The Green Party is exaggerating the extent of the country's water quality problems, the government says.
The party said at its annual meeting yesterday that under the National-led government, two-thirds of the country's rivers were unsafe for swimming.
Party co-leader Metiria Turei said New Zealand needed a government that would stop defending polluters.
"Government subsidies for damaging irrigation projects - like the Ruataniwha dam that will impact the Tukituki River - shows the government's refusal to protect water quality," she said.
But Environment Minister Nick Smith said water quality was measured only in areas where there were known problems, skewing the figures.
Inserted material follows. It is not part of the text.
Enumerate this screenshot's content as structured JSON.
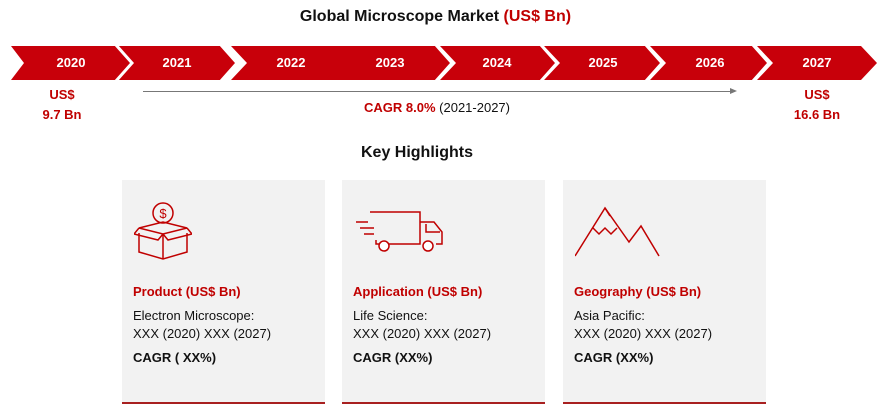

"I am confident that when that data is published it will show that some of the claims that have been made by the Greens are exaggerated.
"The preliminary advice I've had from officials act is the swimmability of our waterways is significantly worse in areas like Auckland than necessarily those areas that are farms."
Lakes like Taupō, Tekapo and Manapouri that had very good water quality were not included in the Green's statistics, he said.
Dr Smith said the government was working on getting better data.
He said advice from officials was that the swimability of waterways was significantly worse in areas like Auckland, than in farming areas.
The government also disagreed with a ban on new water storage and irrigation schemes, because well-designed schemes could deliver improved water quality, he said.
The Green Party also said it would push for a moratorium on dairy conversions as part of its efforts to improve waterways.
Dr Smith said such a moratorium would be completely unworkable.
"The limits that we have set in place as a goverment around nutrients have for very first time resulted in dairy conversions not being allowed, but they should focus on those areas where there is a problem and not over the whole country."